A shareholder agreement is not a sign that you distrust your partners. It is a sign that you respect them enough to ensure the relationship is built on clear, agreed terms rather than assumptions and good intentions. It protects every shareholder, majority and minority alike, and provides a roadmap for navigating the challenges that every business will eventually face.
Do not wait for a problem to arise before addressing the framework that could have prevented it. The businesses that endure are the ones that plan for difficulty while times are good.
Frequently Asked Questions
Is a shareholder agreement legally required in Australia?
No. There is no legal requirement under the Corporations Act 2001 or any other Australian legislation for a company to have a shareholder agreement in place. However, operating without one leaves critical issues such as decision-making, share transfers, dispute resolution, and exit procedures to the default provisions of the Act, which are rarely sufficient for the specific circumstances of a particular business. While not mandatory, a shareholder agreement is strongly recommended for any company with more than one shareholder.
What is the difference between a shareholder agreement and a company constitution?
A company constitution is a public governance document lodged with ASIC that sets out the broad rules for how the company operates internally, including the powers of directors, meeting procedures, and share-related provisions. A shareholder agreement is a private contract between the shareholders that deals with more specific and commercially sensitive matters such as reserved decisions, exit mechanisms, funding obligations, restraint of trade, and deadlock resolution. The two documents work together, and it is common for the shareholder agreement to specify that its terms prevail in the event of any inconsistency.
Can a shareholder agreement be changed after it is signed?

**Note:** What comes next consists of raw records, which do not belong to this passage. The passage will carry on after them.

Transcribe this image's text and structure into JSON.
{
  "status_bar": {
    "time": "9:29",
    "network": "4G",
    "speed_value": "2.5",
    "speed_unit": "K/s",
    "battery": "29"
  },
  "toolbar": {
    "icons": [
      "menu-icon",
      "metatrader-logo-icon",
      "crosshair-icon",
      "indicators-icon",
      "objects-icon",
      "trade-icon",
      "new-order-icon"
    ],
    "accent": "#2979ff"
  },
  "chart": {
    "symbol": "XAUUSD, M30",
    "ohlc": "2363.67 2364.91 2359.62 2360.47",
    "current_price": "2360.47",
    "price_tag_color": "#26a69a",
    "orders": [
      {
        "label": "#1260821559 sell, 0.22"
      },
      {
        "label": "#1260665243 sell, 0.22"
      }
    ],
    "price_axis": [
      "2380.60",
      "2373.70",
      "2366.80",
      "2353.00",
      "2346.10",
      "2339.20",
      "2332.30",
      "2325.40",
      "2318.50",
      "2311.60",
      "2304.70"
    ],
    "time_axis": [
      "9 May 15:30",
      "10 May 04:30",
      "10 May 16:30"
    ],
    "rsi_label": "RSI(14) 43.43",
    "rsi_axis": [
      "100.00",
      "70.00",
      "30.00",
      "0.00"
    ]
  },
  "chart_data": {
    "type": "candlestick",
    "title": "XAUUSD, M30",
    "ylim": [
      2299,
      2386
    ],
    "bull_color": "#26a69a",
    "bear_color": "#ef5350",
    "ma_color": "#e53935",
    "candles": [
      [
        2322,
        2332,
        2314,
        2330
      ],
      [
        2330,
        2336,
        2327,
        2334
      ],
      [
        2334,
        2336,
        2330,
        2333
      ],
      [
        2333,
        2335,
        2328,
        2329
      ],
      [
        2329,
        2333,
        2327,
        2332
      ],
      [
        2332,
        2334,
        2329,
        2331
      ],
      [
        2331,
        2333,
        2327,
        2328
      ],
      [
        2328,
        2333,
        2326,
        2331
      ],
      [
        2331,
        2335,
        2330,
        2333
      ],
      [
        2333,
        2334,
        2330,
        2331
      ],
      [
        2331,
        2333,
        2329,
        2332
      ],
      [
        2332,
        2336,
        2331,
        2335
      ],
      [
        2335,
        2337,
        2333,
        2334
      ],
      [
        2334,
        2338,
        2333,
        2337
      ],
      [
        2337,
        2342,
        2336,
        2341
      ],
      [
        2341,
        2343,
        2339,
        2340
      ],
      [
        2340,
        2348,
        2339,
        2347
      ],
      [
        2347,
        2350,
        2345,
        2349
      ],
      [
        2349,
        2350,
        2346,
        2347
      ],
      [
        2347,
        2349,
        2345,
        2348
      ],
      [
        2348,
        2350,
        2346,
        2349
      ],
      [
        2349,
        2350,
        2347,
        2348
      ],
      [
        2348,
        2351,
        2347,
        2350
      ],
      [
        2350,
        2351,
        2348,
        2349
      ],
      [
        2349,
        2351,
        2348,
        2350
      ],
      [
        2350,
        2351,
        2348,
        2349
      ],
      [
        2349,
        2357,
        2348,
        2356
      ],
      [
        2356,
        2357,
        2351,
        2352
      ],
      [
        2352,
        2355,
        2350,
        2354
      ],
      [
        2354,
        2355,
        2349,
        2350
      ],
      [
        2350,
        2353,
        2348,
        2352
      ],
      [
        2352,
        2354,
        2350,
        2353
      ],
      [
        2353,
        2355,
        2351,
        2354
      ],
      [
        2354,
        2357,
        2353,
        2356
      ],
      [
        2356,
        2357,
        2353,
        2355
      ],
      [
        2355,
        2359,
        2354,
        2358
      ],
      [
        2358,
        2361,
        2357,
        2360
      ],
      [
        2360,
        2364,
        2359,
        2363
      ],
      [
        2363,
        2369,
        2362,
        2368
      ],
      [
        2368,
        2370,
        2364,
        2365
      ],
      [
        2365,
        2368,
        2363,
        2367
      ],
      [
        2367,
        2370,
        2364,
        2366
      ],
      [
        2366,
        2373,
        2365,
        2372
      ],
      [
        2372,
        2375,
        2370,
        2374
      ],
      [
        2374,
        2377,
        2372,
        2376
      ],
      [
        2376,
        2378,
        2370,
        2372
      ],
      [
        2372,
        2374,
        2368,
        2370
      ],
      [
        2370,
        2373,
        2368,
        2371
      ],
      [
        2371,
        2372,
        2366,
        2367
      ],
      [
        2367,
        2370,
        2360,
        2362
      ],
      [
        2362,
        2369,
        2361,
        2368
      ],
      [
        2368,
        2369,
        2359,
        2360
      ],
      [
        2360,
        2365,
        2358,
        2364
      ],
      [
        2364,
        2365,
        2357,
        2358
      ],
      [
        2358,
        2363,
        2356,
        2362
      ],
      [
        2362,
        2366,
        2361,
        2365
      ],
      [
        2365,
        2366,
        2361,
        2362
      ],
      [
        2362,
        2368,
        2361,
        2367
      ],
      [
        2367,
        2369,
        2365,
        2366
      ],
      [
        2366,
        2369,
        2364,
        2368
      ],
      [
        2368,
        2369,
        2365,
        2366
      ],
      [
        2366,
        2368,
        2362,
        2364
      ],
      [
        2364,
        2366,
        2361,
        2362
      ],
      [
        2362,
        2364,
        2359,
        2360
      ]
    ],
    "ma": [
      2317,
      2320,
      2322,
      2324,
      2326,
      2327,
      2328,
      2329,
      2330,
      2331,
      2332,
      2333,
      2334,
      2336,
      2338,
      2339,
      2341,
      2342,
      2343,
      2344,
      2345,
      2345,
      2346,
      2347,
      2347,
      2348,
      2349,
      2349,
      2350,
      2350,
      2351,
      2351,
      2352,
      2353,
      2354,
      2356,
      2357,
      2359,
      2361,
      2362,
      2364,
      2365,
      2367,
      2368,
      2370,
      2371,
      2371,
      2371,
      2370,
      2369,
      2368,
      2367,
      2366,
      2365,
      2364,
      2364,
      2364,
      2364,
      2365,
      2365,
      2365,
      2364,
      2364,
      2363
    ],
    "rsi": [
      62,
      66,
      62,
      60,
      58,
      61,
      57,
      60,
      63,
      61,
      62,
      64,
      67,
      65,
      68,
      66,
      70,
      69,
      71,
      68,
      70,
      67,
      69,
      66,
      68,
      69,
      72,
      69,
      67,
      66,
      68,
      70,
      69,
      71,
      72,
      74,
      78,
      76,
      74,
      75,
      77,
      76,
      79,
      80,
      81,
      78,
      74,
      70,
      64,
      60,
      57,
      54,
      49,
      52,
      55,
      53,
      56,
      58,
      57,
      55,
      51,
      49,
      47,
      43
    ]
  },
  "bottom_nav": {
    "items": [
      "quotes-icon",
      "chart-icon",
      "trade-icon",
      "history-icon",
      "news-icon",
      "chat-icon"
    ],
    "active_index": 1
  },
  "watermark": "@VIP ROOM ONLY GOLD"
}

Yes, but any amendment typically requires the written consent of all parties to the agreement, unless the agreement itself specifies a different amendment process. This is one of the reasons why it is important to get the agreement right from the outset, as changes require the cooperation of every shareholder. If relationships have deteriorated, obtaining unanimous consent for amendments can be extremely difficult. Most agreements include a formal variation clause that sets out the process for making changes.
What happens if a shareholder dies and there is no shareholder agreement?
Without an agreement that addresses death, the deceased shareholder’s shares will form part of their estate and pass according to their will or, if there is no will, under the rules of intestacy. This means the shares could transfer to a spouse, child, or other beneficiary who may have no interest in or connection to the business. The remaining shareholders would have no right to acquire the deceased’s shares unless the company constitution contains relevant provisions, which is uncommon. A shareholder agreement can include buy-sell provisions, often funded by life insurance, that ensure the estate receives fair value while the surviving shareholders retain control of the company.
When is the best time to put a shareholder agreement in place?
The best time is at the very beginning, ideally before the company starts trading or at the point when multiple shareholders first acquire equity. This is when relationships are strongest, interests are most aligned, and negotiations can be conducted collaboratively rather than adversarially. If you already have a company with multiple shareholders and no agreement in place, the second best time is now. The longer you operate without a shareholder agreement, the greater the risk that an unplanned event will expose the gaps in your governance framework.
This guide is intended for general informational purposes only and does not constitute legal advice. Australian business owners should seek independent professional legal advice specific to their individual circumstances before entering into any shareholder agreement.